BART: All this underscores Goldman’s point about the absence of good roles. The only way for a woman to become a big star is to do action movies and become a super heroine. I don’t think Johansson dreamed of becoming the Black Widow when she studied acting.

FLEMING: She was the little girl in The Horse Whisperer and seemed on a prestige track with Sofia Coppola’s Lost In Translation.

BART: Next topic. Now that Rupert Murdoch has backed away from his Time Warner invasion, his dealmakers may whisper that his old adversary Sumner Redstone poses a better target. Viacom seems to be sliding into a torpor based on its sagging earnings, and Teenage Mutant Ninja Turtles and Transformers aside, Paramount seems downright somnolent. Studio film revenue was down 26% in the last quarter as the pace of production continues to slide. Viacom’s overall profits decline of 5.1% is in sharp contrast to the buoyant quarterly earnings of Time Warner and 21st Century Fox. If Rupert’s voracious appetite needs to be satisfied, would he relish a full-scale Viacom offensive?

FLEMING: I never understood why he split Viacom and CBS, which has the kind of compatible pieces that Wall Street seems to want in a mash-up. I’m just glad Murdoch stopped his Time Warner quest. Murdoch was boasting about saving $1 billion; most of that would have been jobs. That would have had a frightful impact on an industry where people are more terrified than ever.
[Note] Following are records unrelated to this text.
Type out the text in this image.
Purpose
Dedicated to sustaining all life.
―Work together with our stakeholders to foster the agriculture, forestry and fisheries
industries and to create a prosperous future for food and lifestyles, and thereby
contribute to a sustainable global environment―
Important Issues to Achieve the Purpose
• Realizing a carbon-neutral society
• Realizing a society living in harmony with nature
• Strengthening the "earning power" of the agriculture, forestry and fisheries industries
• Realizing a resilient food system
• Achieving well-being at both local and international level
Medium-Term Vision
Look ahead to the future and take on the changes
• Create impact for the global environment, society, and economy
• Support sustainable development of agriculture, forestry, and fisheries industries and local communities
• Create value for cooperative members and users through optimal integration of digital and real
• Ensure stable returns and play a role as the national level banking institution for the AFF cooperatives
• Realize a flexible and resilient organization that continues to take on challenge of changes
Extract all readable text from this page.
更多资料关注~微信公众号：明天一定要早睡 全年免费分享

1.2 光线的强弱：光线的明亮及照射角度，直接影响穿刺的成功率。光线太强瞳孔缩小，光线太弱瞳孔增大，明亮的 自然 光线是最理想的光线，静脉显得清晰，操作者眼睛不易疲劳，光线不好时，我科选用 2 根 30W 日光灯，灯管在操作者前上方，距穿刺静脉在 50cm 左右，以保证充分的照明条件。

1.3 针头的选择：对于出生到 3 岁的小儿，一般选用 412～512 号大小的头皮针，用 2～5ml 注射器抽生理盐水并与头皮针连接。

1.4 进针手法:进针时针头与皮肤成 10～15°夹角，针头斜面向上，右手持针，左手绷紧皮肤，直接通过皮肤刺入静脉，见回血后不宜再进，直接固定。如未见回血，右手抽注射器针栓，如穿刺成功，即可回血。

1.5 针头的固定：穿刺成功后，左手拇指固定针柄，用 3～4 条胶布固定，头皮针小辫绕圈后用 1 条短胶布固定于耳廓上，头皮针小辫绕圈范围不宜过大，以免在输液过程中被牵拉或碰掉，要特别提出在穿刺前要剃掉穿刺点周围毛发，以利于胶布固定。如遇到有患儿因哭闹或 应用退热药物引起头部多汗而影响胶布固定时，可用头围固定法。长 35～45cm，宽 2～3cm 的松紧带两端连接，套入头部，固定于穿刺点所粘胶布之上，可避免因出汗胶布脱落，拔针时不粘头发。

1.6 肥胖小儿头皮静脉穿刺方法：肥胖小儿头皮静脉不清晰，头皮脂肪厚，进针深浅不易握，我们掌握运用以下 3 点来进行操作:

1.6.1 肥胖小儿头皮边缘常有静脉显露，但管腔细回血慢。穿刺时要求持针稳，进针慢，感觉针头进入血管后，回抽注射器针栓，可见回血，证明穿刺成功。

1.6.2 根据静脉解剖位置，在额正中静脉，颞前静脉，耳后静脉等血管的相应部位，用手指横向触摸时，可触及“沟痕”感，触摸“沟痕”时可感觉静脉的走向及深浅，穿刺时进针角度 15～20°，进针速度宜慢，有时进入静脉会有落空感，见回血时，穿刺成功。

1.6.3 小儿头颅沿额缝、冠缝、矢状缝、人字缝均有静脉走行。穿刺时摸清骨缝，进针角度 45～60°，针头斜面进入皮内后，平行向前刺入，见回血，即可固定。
BART: Next topic. You and I share a sentimental attachment for newspapers, Mike, despite the fact that we now live in a digital domain. Hence don’t you feel it’s downright pathetic that Gannett, the Tribune Co and Scripps last week all joined Time Warner and Fox in ghetto-izing their print assets? Frail newspapers like the Los Angeles Times and the Milwaukee Journal are now orphans in the storm. Gannett spent $1.5 billion to buy 20 TV stations last year, ostensibly to fortify its newspaper holdings, but now the papers have been tossed into the orphan club. To add to the problem, the newly independent newspapers owe hefty payments to their dismissive former corporate parents. It’s one thing to starve newspaper holdings, but to send them off into the wilderness seems like corporate irresponsibility.

FLEMING: I feel bad that all of them have to circle the wagons. Romanticism aside, I am glad to be out of the tree-killing business of print journalism. Deadline just wrote about a movie to star Mark Ruffalo, Rachel McAdams, Michael Keaton, Aaron Eckhart and Stanley Tucci, about the Boston Globe team that overcame the powerful church bureaucracy to expose a cover-up in the Catholic Church that shielded pedophile priests and allowed predators to move to other parishes where they molested more kids. The Globe won a Pulitzer for the kind of great journalism that William Goldman memorialized in his All The President’s Men script. Could the Boston Globe or Washington Post today weather the political hardship to lay bare those two incredibly controversial stories? Will digital journalism take over that crusade? I doubt it.

BART: Most of what passes for digital journalism consists of recycling stories that already have made the rounds — and not paying anyone for anything. Today’s Woodwards and Bernsteins hopefully were born rich.